Bapak penggagas sila "Ketuhanan Yang Maha Esa" ini, sempat menjabat sebagai Menteri Agama selama tiga periode kabinet secara berurutan, mulai dari Kabinet Hatta, Natsir hingga Kabinet Sukiman 27 April 1951. Hasyim tutup usia pada 19 April 1953 di usia 39 tahun. Ayah Gus Dur wafat akibat kecelakaan mobil di jalan yang menghubungkan Kota Cimahi dan Kota Bandung.
2. Saharjo
Saharjo merupakan salah satu tokoh pergerakan nasional yang aktif dalam bidang hukum. Pria kelahiran 26 Juni 1909 ini, berusaha untuk menyesuaikan hukum dengan kepribadian Indonesia dan menolak hukum kolonial yang tidak sesuai lagi dengan kehidupan bangsa Indonesia.

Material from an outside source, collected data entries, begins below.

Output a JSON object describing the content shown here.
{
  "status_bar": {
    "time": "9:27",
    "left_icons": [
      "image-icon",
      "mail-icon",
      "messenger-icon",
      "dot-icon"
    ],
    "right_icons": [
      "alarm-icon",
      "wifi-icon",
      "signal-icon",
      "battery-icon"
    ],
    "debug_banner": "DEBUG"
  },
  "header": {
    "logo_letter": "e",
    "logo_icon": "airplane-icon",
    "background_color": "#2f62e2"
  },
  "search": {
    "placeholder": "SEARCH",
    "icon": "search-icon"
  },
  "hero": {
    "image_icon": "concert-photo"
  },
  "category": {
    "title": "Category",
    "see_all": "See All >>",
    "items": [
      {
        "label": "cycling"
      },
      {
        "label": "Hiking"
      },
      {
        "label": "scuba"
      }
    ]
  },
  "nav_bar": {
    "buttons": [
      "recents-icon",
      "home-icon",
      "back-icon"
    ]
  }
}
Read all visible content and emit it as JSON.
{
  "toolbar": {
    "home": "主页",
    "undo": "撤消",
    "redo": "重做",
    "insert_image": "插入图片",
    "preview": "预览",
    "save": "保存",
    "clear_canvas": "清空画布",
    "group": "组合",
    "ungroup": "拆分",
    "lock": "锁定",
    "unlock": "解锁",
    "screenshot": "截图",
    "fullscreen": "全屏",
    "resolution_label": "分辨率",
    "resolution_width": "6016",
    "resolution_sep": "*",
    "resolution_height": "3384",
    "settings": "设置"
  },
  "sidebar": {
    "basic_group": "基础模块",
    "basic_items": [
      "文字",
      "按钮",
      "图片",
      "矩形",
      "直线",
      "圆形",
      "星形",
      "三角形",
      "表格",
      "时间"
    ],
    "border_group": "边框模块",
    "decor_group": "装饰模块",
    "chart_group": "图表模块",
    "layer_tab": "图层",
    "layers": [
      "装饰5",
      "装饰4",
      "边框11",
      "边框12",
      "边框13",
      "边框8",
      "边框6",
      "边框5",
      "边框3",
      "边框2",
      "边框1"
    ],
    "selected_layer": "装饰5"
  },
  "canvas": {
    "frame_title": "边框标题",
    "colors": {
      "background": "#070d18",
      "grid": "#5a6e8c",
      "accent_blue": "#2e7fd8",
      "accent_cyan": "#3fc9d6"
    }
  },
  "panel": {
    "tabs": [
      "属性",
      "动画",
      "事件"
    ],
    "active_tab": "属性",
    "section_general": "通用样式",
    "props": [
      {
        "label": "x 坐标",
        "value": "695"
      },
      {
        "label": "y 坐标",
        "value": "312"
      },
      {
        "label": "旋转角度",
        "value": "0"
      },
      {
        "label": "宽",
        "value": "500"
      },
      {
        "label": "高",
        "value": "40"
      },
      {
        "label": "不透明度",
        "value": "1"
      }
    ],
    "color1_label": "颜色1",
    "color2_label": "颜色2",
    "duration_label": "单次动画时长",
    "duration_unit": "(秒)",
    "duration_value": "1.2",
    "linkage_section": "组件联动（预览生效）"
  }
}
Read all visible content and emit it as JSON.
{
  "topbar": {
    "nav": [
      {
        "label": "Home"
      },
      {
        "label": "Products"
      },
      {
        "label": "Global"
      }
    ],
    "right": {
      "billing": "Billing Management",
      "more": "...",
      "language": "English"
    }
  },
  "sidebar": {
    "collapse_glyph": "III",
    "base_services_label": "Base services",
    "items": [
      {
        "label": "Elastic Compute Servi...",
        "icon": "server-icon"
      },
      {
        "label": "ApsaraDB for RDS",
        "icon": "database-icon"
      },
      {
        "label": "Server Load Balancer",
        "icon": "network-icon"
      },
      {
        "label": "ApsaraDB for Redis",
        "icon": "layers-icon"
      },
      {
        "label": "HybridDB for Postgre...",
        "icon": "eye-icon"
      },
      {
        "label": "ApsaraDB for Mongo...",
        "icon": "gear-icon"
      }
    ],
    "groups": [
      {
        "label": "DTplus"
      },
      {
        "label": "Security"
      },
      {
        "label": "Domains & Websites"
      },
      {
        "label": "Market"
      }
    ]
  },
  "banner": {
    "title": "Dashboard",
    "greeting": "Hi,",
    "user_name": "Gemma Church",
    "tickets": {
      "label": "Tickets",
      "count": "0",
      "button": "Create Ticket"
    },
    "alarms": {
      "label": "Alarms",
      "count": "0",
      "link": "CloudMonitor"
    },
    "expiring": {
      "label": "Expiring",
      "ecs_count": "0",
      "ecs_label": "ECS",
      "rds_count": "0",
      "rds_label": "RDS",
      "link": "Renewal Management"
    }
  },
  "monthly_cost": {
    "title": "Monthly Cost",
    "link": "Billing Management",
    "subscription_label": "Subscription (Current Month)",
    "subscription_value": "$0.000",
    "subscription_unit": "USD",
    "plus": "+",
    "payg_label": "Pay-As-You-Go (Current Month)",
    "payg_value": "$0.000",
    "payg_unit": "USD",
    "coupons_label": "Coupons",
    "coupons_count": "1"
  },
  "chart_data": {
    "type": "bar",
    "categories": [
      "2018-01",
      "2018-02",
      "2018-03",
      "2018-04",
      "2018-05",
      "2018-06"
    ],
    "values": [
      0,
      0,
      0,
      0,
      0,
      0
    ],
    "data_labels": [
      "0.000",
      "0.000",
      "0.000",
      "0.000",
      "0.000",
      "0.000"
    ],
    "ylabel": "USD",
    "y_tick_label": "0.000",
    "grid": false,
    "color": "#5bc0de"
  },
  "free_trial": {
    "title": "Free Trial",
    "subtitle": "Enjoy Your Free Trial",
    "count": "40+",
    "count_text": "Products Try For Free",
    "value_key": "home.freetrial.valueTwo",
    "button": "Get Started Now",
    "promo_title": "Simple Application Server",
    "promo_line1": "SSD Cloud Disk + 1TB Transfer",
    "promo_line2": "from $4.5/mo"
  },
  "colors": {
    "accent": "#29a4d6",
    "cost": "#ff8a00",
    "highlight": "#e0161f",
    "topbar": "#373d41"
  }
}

Penggagas lambang kehakiman pohon beringin ini, juga diserahi jabatan penting mulai Menteri Muda Kehakiman dalam Kabinet Kerja I dan Menteri Kehakiman dalam Kabinet Kerja II. Saharjo juga turut berpartisipasi dalam mencetuskan Undang-Undang Warga Negara Indonesia Tahun 1947 dan Tahun 1948 serta Undang-Undang Pemilihan Umum tahun 1953. Ia bahkan mengganti istilah penjara menjadi lembaga pemasyarakatan khusus dan istilah orang hukuman dengan narapidana.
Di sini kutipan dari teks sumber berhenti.